Among headline indices, the S&P BSE Sensex ended at 31,379.55, up 743 points or 2.42 per cent while the NSE's Nifty ended at 9,187.30, up 206 points or 2.29 per cent. Fear guage, India VIX, slipped around 5 per cent to 42.98 levels.
RIL settled at Rs 1,363.35 apiece on the BSE, up 10.30 per cent. It emerged as the biggest gainer on Sensex, followed by Asian Paints (up 5 per cent), IndusInd Bank (up 3.7 per cent), and Maruti (up 3.6 per cent).
In the broader market, the S&P BSE MidCap gained 0.78 per cent to 11,567 levels while the S&P BSE SmallCap index ended at 10,642, up 0.73 per cent.
On the sectoral front, auto and FMCG stocks made decent gains with Nifty Auto ending 2.5 per cent higher at 5,427 levels. Nifty FMCG also gained around 2.5 per cent to settle at 29,185. Nifty Bank rallied 1.5 per cent to 19,702-mark.
Nifty Media jumped nearly 7 per cent to 1,151 levels.
Buzzing stocks
Besides RIL, other stocks that made news on Wednesday were Asian Paints, RBL Bank, and Bajaj Healthcare, among others.
Shares of Asian Paints hit an over one-month high of Rs 1,817, up 5 per cent on the BSE on the back of historic drop in crude oil prices. It ended at Rs 1,813.

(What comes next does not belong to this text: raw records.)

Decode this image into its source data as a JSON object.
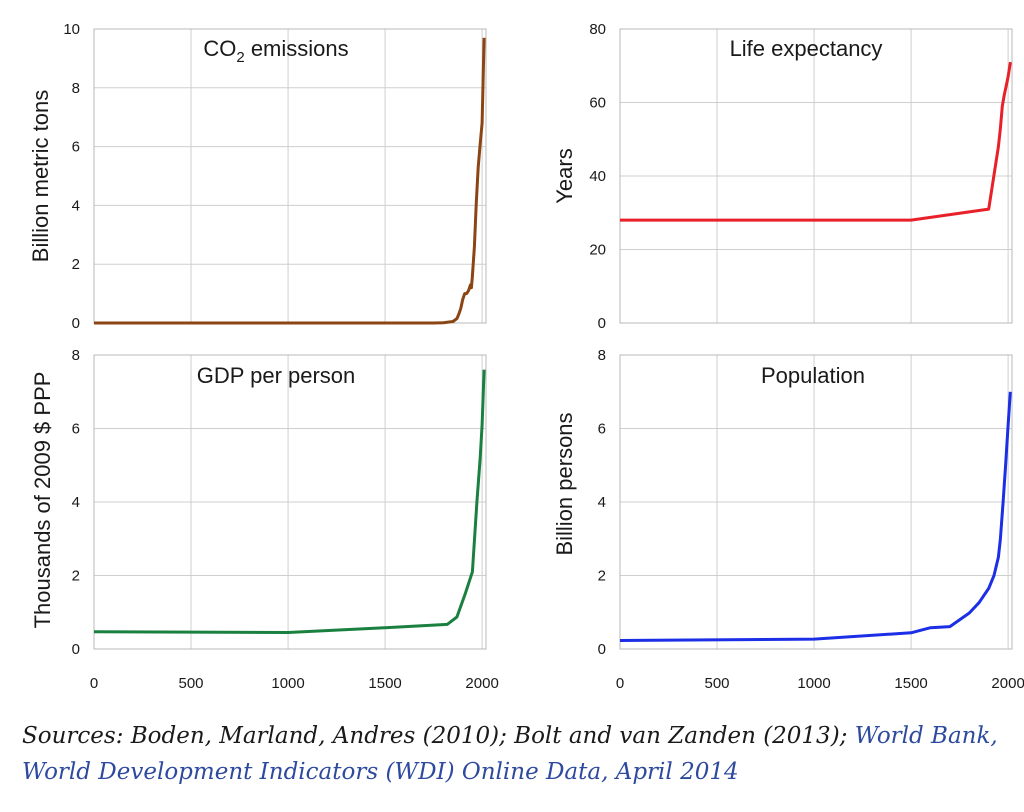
{
  "chart_data": [
    {
      "type": "line",
      "title": "CO",
      "title_subscript": "2",
      "title_suffix": " emissions",
      "ylabel": "Billion metric tons",
      "xlim": [
        0,
        2020
      ],
      "ylim": [
        0,
        10
      ],
      "yticks": [
        0,
        2,
        4,
        6,
        8,
        10
      ],
      "xticks": [],
      "color": "#8b4513",
      "series": [
        {
          "name": "CO2 emissions",
          "x": [
            0,
            1750,
            1800,
            1850,
            1870,
            1880,
            1890,
            1900,
            1910,
            1920,
            1930,
            1940,
            1945,
            1950,
            1960,
            1970,
            1980,
            1990,
            2000,
            2010
          ],
          "y": [
            0,
            0,
            0.01,
            0.05,
            0.15,
            0.3,
            0.5,
            0.8,
            1.0,
            1.0,
            1.1,
            1.3,
            1.2,
            1.6,
            2.6,
            4.1,
            5.3,
            6.1,
            6.8,
            9.7
          ]
        }
      ]
    },
    {
      "type": "line",
      "title": "Life expectancy",
      "ylabel": "Years",
      "xlim": [
        0,
        2020
      ],
      "ylim": [
        0,
        80
      ],
      "yticks": [
        0,
        20,
        40,
        60,
        80
      ],
      "xticks": [],
      "color": "#e8202a",
      "series": [
        {
          "name": "Life expectancy",
          "x": [
            0,
            1500,
            1900,
            1950,
            1960,
            1970,
            1980,
            1990,
            2000,
            2012
          ],
          "y": [
            28,
            28,
            31,
            48,
            53,
            59,
            62,
            64.5,
            67,
            71
          ]
        }
      ]
    },
    {
      "type": "line",
      "title": "GDP per person",
      "ylabel": "Thousands of 2009 $ PPP",
      "xlim": [
        0,
        2020
      ],
      "ylim": [
        0,
        8
      ],
      "yticks": [
        0,
        2,
        4,
        6,
        8
      ],
      "xticks": [
        0,
        500,
        1000,
        1500,
        2000
      ],
      "color": "#1a8040",
      "series": [
        {
          "name": "GDP per person",
          "x": [
            0,
            1000,
            1500,
            1820,
            1870,
            1913,
            1950,
            1973,
            1990,
            2000,
            2010
          ],
          "y": [
            0.47,
            0.45,
            0.58,
            0.67,
            0.87,
            1.5,
            2.1,
            4.0,
            5.2,
            6.1,
            7.6
          ]
        }
      ]
    },
    {
      "type": "line",
      "title": "Population",
      "ylabel": "Billion persons",
      "xlim": [
        0,
        2020
      ],
      "ylim": [
        0,
        8
      ],
      "yticks": [
        0,
        2,
        4,
        6,
        8
      ],
      "xticks": [
        0,
        500,
        1000,
        1500,
        2000
      ],
      "color": "#1c2ee6",
      "series": [
        {
          "name": "Population",
          "x": [
            0,
            1000,
            1500,
            1600,
            1700,
            1800,
            1850,
            1900,
            1927,
            1950,
            1960,
            1974,
            1987,
            1999,
            2011
          ],
          "y": [
            0.23,
            0.27,
            0.44,
            0.58,
            0.61,
            0.98,
            1.26,
            1.65,
            2.0,
            2.5,
            3.0,
            4.0,
            5.0,
            6.0,
            7.0
          ]
        }
      ]
    }
  ],
  "sources": {
    "plain": "Sources: Boden, Marland, Andres (2010); Bolt and van Zanden (2013); ",
    "link": "World Bank, World Development Indicators (WDI) Online Data, April 2014"
  }
}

On the other hand, RBL Bank hit a new low of Rs 102, down 7 per cent on the BSE in the intra-day trade, falling 20 per cent in the past three trading days on concerns of weak net earnings. The stock of the private sector lender slipped below its previous low of Rs 105.60 touched on April 7, 2020. In the past two months, it has tanked 67 per cent despite management clarification that the bank is a well-capitalised and profitable entity. The stock ended at Rs 105, nearly 4 per cent lower.
Bajaj Healthcare ended over 9 per cent higher at Rs 301.40. It hit a record high during the day.
Global Markets
Oil slumped to less than $16 a barrel on Wednesday, hitting its lowest since 1999, with the market awash with excess supply as the economic fallout from the coronavirus pandemic continues to hammer demand for fuels.

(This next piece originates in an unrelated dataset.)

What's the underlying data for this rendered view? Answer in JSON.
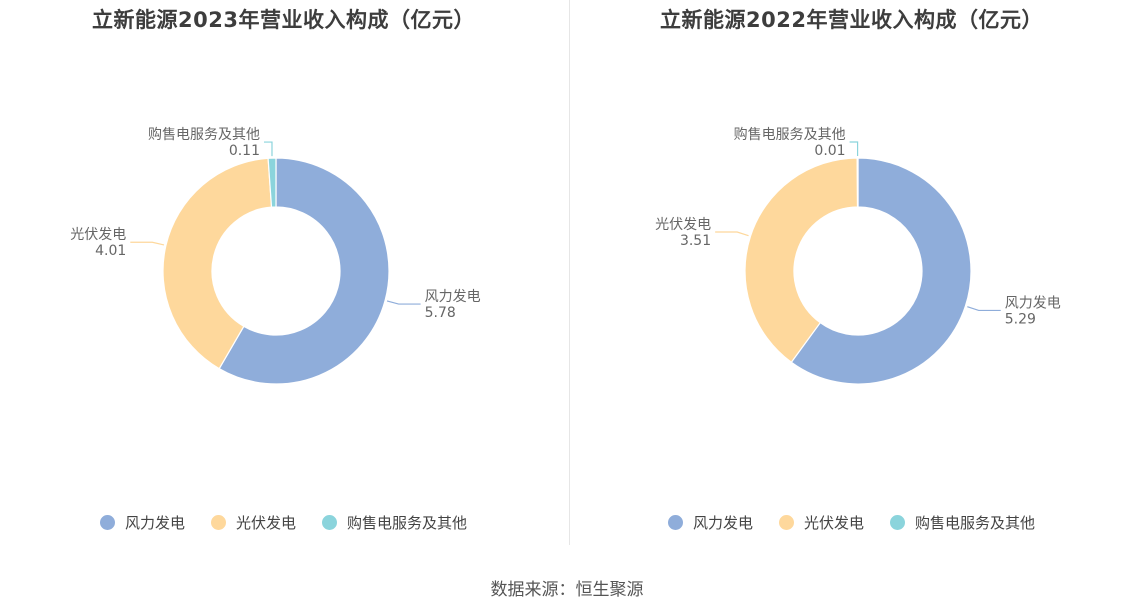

Brent crude, which fell 24 per cent in the previous session, touched $15.98 a barrel, its lowest since June 1999. It was trading down $1.83, or 9.5 per cent, at $17.50 at the time of writing of this report.
US West Texas Intermediate CLc1 was down 15 cents, or 1.3 per cent, at $11.42.
Asian share markets were on the defensive on Wednesday as the crude oil prices collapsed, sparking worries about further turmoil in the energy sector, already reeling from the heavy blow from global shutdowns. European shares are on course to claw back earlier losses with pan-European Euro Stoxx 50 futures up 0.98 per cent.
MSCI’s broadest index of Asia-Pacific shares outside Japan fell as much as 1 per cent before erasing losses to last stand at 0.4 per cent higher while Japan’s Nikkei slumped 0.7 per cent.